My favorite part begins, "Star-crossed lovers from anti-warring families in a free world where adultery does not turn women scarlet, divorce is not a disgrace, patchwork families cause no concern...The bare-bones story is not Greek tragedy, Shakespearean drama, Biblical narrative. It's a fait divers: Just one of those things that happen, illustrating nothing. The facts will come out in court, editorialists will pontificate on the futility of seeking vengeance, the bereaved lover will be shown as suffering from the loss of his beloved partner and the destruction of his brilliant career. What more should he suffer?"
Speaking of Shakespearean drama, "It is a tale told by an idiot, full of sound and fury, signifying nothing" ( Macbeth , Act V, Scene II [?]). Ooh, so post-modern.
As for disgrace, men of good families and good prospects always have been exploiters and batterers. I was reading a publication from 1836 in which the story is told of a man of good family who courts an attractive and well-mannered woman of more obscure family. He seduces her and leaves her pregnant in the care of her parents, who soon "die of shame." Who knows what happens to the girl herself, who is left like Jane Eyre nearly is, without family, money, or respectability.
Later, the man is converted at a revival and marries an attractive and pious woman. They have children. As their daughters grow into adolescence, the family boards the wife's brother, a medical student, who showers a great deal of attention on his nieces. One niece in particular gets the literal equivalent of Jove's golden shower. The girl is left without reputation to a degree far more than the first case, but her parents simply tell him to leave the area before they prosecute him. Perhaps, the theory was that the other daughters and the son might have prospects provided that the incest story spreads no further than their small town. The wicked uncle goes off and does quite well for himself in society somewhere else.

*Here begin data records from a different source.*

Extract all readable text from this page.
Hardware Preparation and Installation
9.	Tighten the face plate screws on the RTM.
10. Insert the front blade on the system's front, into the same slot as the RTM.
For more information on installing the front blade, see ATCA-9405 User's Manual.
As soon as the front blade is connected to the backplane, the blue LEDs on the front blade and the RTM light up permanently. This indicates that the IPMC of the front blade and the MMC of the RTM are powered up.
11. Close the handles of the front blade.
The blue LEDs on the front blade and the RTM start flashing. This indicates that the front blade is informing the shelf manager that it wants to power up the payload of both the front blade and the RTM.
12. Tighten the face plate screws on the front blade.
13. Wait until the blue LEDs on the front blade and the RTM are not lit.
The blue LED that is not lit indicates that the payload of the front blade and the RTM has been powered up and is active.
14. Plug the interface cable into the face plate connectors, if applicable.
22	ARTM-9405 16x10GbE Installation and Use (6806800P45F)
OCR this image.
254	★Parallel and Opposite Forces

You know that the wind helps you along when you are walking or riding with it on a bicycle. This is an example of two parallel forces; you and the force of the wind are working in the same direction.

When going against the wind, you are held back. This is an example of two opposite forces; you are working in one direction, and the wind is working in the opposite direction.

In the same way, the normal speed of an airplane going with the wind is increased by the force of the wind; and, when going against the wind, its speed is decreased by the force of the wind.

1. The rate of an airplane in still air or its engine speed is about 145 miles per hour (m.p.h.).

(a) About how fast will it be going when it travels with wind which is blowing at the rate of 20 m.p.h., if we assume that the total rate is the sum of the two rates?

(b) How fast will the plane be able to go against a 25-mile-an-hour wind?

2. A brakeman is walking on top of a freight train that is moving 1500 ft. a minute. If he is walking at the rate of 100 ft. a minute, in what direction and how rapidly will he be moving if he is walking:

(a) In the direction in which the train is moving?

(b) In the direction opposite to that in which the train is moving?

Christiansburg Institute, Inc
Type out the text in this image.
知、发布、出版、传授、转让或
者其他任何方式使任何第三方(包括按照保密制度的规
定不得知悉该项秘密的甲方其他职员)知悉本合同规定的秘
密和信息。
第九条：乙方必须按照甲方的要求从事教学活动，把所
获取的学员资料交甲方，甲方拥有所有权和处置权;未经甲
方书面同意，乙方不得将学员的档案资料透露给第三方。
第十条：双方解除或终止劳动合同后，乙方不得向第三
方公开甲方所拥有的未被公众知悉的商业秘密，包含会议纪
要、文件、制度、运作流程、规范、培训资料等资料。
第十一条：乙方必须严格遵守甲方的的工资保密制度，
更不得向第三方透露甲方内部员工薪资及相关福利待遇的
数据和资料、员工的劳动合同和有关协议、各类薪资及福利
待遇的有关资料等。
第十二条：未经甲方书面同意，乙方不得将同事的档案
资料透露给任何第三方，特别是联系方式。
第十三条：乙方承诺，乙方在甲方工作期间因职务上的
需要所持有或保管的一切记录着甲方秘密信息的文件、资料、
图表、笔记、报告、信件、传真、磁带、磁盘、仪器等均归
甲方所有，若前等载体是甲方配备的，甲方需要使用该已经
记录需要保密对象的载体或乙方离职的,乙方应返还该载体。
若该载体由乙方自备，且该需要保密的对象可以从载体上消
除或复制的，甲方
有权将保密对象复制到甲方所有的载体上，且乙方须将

Was this story true? I don't know. The same publication warned about nannies moonlighting as prostitutes. What I believe is that it falls into the same archetype as Poller's story. Faced with a gross crime, it ties crime to crime with both sex and violence lurking in the background when they are not at the fore. A girl is punished for the sins of her father, while the sins of France and themselves presumably are heaped upon a man and a womam. The psyche is led by a cart horse and whipped at its tail. In the 1836 case, the bystanders shout only that the father is responsible. The wicked uncle is evil, yet he is somehow absolved as the agent of expiation. In Poller's story, the decadence of France, the demand of some within France for cultural purification of American influence, and French anti-Semitism or sympathy for Palestine becomes the scapegoat. Of course, Cantat is responsible, Poller claims, but so are everything for which France will absolve him.
Yes, I am definitely rambling. I really should now attack unjust forms of shame, but I am going to desist. What I am going to warn is that issues of expiation, shame (guilt, whether true or false), larger social forces, and personal and collective responsibility probably are going to enter the national discourse very soon. You see, Mel Gibson, has just made a movie.